- Born: 1954 (age 71–72)
- Education: North Carolina State University Instituto Politécnico Nacional
- Scientific career
- Fields: Statistics, econometrics, design of experiments, reliability
- Institutions: Instituto Tecnológico Autónomo de México
- Doctoral advisor: A. Ronald Gallant

= Víctor Aguirre-Torres =

Mexican econometrician (born 1954)

Victor M. A. Aguirre-Torres is an internationally recognized econometrician, professor and researcher of the Academic Department of Statistics at the Instituto Tecnológico Autónomo de México (ITAM). He is a member of the Mexican Academy of Sciences (Academia Mexicana de Ciencias). Since 1991, he has formed a significant number of leaders in México, with nearly 46 generations to his credit.
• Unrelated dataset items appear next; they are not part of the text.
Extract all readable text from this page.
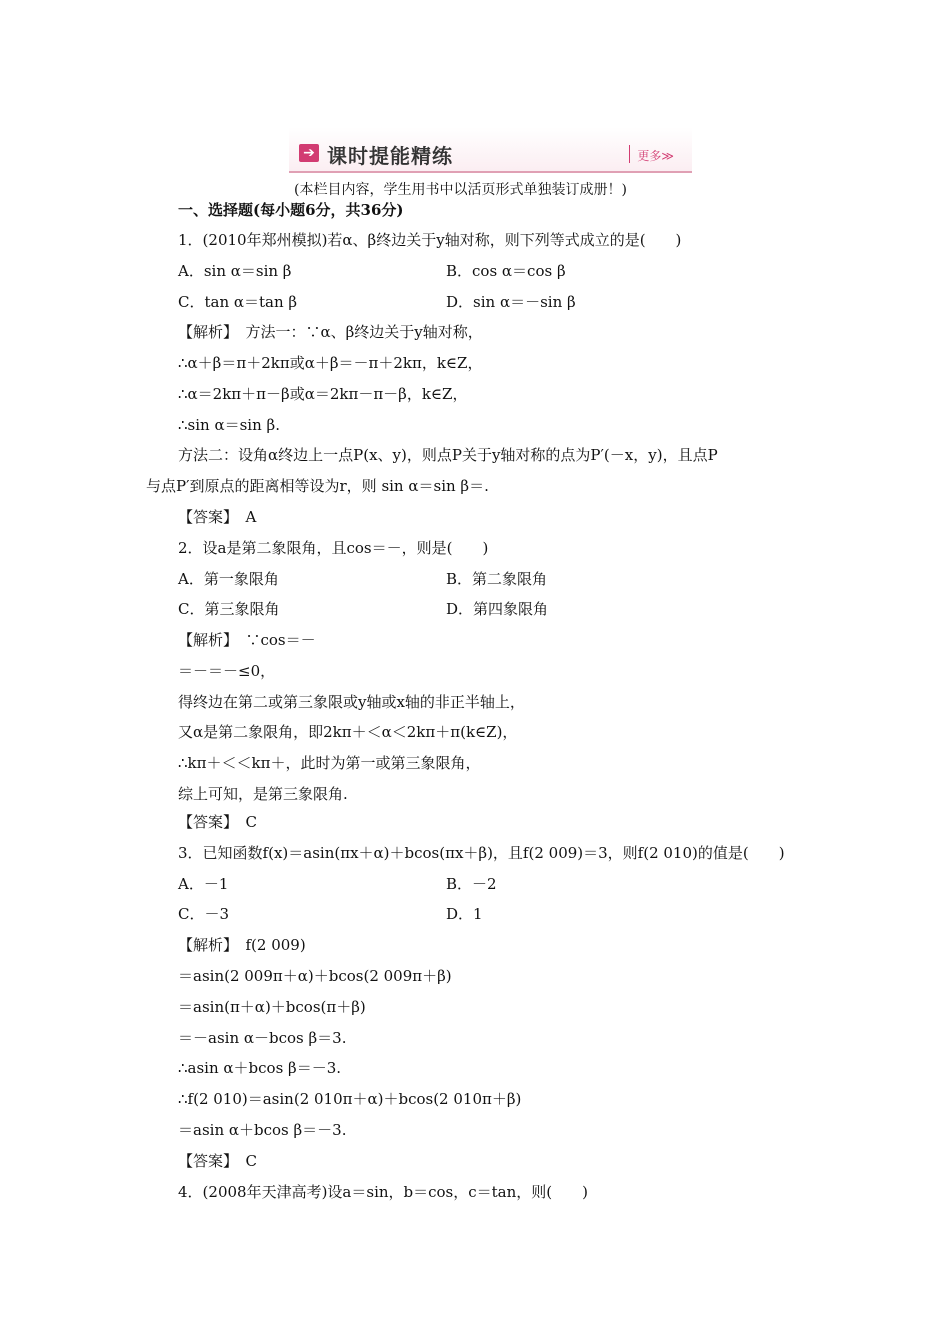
➔ 课时提能精练	更多≫
(本栏目内容，学生用书中以活页形式单独装订成册！)
一、选择题(每小题6分，共36分)
1．(2010年郑州模拟)若α、β终边关于y轴对称，则下列等式成立的是(　　)
A．sin α＝sin β	B．cos α＝cos β
C．tan α＝tan β	D．sin α＝－sin β
【解析】　方法一：∵α、β终边关于y轴对称，
∴α＋β＝π＋2kπ或α＋β＝－π＋2kπ，k∈Z，
∴α＝2kπ＋π－β或α＝2kπ－π－β，k∈Z，
∴sin α＝sin β.
方法二：设角α终边上一点P(x、y)，则点P关于y轴对称的点为P′(－x，y)，且点P
与点P′到原点的距离相等设为r，则 sin α＝sin β＝.
【答案】　A
2．设a是第二象限角，且cos＝－，则是(　　)
A．第一象限角	B．第二象限角
C．第三象限角	D．第四象限角
【解析】　∵cos＝－
＝－＝－≤0，
得终边在第二或第三象限或y轴或x轴的非正半轴上，
又α是第二象限角，即2kπ＋＜α＜2kπ＋π(k∈Z)，
∴kπ＋＜＜kπ＋，此时为第一或第三象限角，
综上可知，是第三象限角.
【答案】　C
3．已知函数f(x)＝asin(πx＋α)＋bcos(πx＋β)，且f(2 009)＝3，则f(2 010)的值是(　　)
A．－1	B．－2
C．－3	D．1
【解析】　f(2 009)
＝asin(2 009π＋α)＋bcos(2 009π＋β)
＝asin(π＋α)＋bcos(π＋β)
＝－asin α－bcos β＝3.
∴asin α＋bcos β＝－3.
∴f(2 010)＝asin(2 010π＋α)＋bcos(2 010π＋β)
＝asin α＋bcos β＝－3.
【答案】　C
4．(2008年天津高考)设a＝sin，b＝cos，c＝tan，则(　　)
Besides his family, he has a passion for teaching and research in statistics and econometrics. He has over 33 publications in research journals and 23 distinctions, among which stand out, those obtained as the Best Paper Award of The 2009 International Conference of Computational Statistics and Data Engineering, in London, England;. He has been a member of the National Accreditation Board of Research (SNI), area of Physics and Mathematics, since 1988.

In 1982, he received the Ph.D. degree in Statistics from North Carolina State University (NCSU). Before that he obtained a Master of Statistics from NCSU and a Master of Science in mathematics from the National Polytechnic Institute, Mexico City. His alma mater is the National Polytechnic Institute, Mexico City, where he earned a Physics and Mathematics degree.
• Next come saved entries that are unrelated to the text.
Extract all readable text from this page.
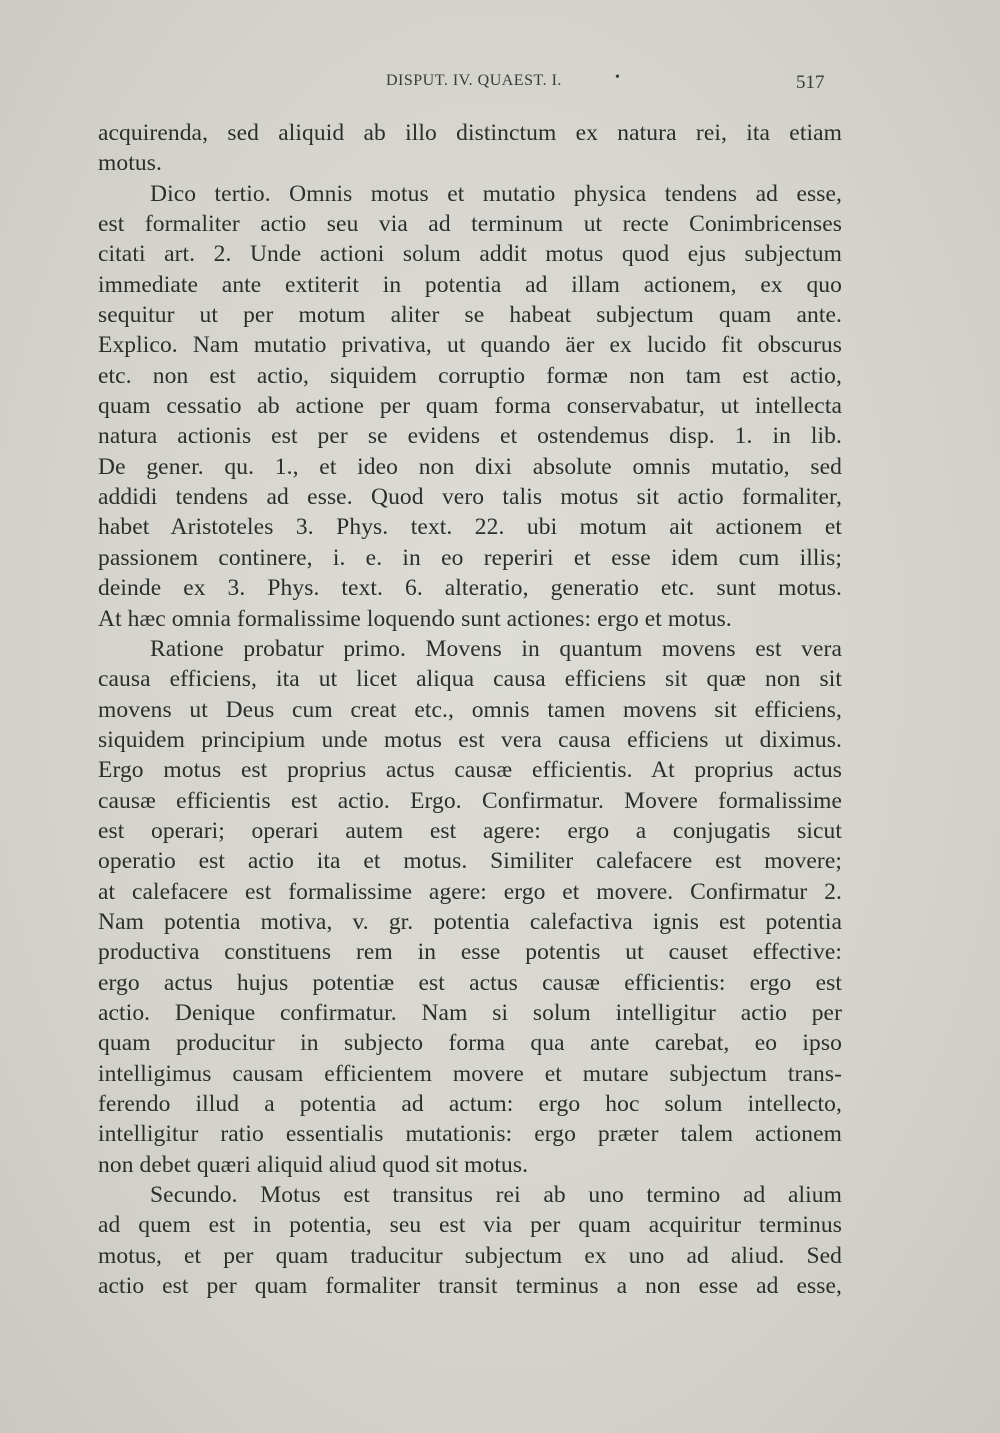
DISPUT. IV. QUAEST. I.	•	517
acquirenda, sed aliquid ab illo distinctum ex natura rei, ita etiam
motus.
Dico tertio. Omnis motus et mutatio physica tendens ad esse,
est formaliter actio seu via ad terminum ut recte Conimbricenses
citati art. 2. Unde actioni solum addit motus quod ejus subjectum
immediate ante extiterit in potentia ad illam actionem, ex quo
sequitur ut per motum aliter se habeat subjectum quam ante.
Explico. Nam mutatio privativa, ut quando äer ex lucido fit obscurus
etc. non est actio, siquidem corruptio formæ non tam est actio,
quam cessatio ab actione per quam forma conservabatur, ut intellecta
natura actionis est per se evidens et ostendemus disp. 1. in lib.
De gener. qu. 1., et ideo non dixi absolute omnis mutatio, sed
addidi tendens ad esse. Quod vero talis motus sit actio formaliter,
habet Aristoteles 3. Phys. text. 22. ubi motum ait actionem et
passionem continere, i. e. in eo reperiri et esse idem cum illis;
deinde ex 3. Phys. text. 6. alteratio, generatio etc. sunt motus.
At hæc omnia formalissime loquendo sunt actiones: ergo et motus.
Ratione probatur primo. Movens in quantum movens est vera
causa efficiens, ita ut licet aliqua causa efficiens sit quæ non sit
movens ut Deus cum creat etc., omnis tamen movens sit efficiens,
siquidem principium unde motus est vera causa efficiens ut diximus.
Ergo motus est proprius actus causæ efficientis. At proprius actus
causæ efficientis est actio. Ergo. Confirmatur. Movere formalissime
est operari; operari autem est agere: ergo a conjugatis sicut
operatio est actio ita et motus. Similiter calefacere est movere;
at calefacere est formalissime agere: ergo et movere. Confirmatur 2.
Nam potentia motiva, v. gr. potentia calefactiva ignis est potentia
productiva constituens rem in esse potentis ut causet effective:
ergo actus hujus potentiæ est actus causæ efficientis: ergo est
actio. Denique confirmatur. Nam si solum intelligitur actio per
quam producitur in subjecto forma qua ante carebat, eo ipso
intelligimus causam efficientem movere et mutare subjectum trans-
ferendo illud a potentia ad actum: ergo hoc solum intellecto,
intelligitur ratio essentialis mutationis: ergo præter talem actionem
non debet quæri aliquid aliud quod sit motus.
Secundo. Motus est transitus rei ab uno termino ad alium
ad quem est in potentia, seu est via per quam acquiritur terminus
motus, et per quam traducitur subjectum ex uno ad aliud. Sed
actio est per quam formaliter transit terminus a non esse ad esse,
He has given more than 33 international seminars and has been invited to over 32 talks and 47 contributed talks.

Among his achievements, he was leader in the creation of the Statistics Group at the Center for Research in Mathematics in Guanajuato (CIMAT).

== Awards ==
Elected member of the National Accreditation Board of Research (SNI), level 2. Area of Physics and Mathematics for the periods: 2014-2018 and 2010–2013.
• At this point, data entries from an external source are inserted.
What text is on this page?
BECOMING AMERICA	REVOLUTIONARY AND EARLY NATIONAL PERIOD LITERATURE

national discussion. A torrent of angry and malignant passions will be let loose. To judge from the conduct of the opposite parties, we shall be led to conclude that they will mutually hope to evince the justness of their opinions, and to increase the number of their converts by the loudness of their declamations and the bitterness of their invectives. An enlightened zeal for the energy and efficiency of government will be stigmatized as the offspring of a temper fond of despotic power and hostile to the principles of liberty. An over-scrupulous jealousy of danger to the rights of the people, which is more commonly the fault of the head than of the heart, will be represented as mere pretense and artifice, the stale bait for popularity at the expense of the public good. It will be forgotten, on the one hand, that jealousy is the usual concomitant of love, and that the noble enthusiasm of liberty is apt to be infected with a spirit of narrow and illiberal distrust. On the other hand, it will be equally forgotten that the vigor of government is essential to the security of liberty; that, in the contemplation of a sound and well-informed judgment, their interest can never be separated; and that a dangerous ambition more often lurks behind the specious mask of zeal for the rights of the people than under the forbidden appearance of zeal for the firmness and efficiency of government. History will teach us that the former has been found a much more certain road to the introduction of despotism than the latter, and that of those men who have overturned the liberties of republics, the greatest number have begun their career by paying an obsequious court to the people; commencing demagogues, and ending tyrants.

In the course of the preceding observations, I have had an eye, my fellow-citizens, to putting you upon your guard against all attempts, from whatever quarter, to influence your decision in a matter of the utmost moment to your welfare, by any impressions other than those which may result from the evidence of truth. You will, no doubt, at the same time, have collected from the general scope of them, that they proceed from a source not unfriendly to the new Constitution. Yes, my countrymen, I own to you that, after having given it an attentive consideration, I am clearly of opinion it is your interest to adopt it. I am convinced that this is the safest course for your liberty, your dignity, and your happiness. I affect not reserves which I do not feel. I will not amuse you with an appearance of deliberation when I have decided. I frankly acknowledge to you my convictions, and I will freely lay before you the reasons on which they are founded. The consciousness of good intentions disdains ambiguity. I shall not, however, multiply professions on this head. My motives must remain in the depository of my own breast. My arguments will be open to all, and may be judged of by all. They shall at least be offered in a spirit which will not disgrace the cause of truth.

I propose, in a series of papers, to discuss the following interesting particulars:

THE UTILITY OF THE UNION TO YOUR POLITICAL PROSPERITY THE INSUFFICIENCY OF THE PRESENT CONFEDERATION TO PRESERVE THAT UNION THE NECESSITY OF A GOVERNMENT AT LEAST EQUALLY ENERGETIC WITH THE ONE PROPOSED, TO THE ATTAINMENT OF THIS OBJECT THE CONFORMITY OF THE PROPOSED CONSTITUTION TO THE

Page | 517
Best Paper Award of The 2009 International Conference of Computational Statistics and Data Engineering. London, England. 2009

Elected member of the National Accreditation Board of Research (SNI), level 1. Area of Physics and Mathematics for the periods: 2006–2009, 2002–2005, 1999–2001, 1996–1999, 1988–1991.

Outstanding Academic Performance Award, ITAM in the years: 1997, 1996, 1994, 1993, 1992, 1991.

Outstanding Academic Performance, Continuing Education, ITAM 2000.

Mexico's National University Recognition for Coordinating the Masters Program in Statistics and OR. 1997.

Elected member of the National Accreditation Board of Research (SNI), level Candidate. Area of Physics and Mathematics, 1985–1988.

Elected member of Phi-Kappa-Phi Honor Society Mathematics, NCSU Chapter, USA.

Elected Gertrude M. Cox Fellow, Statistics Department, NCSU, USA.

Mexico's National Science Foundation Scholarship for Doctoral Studies, 1979–1982.

Elected Best Math Student of the National Polytechnic Institute, Mexican Institute of Culture, 1977.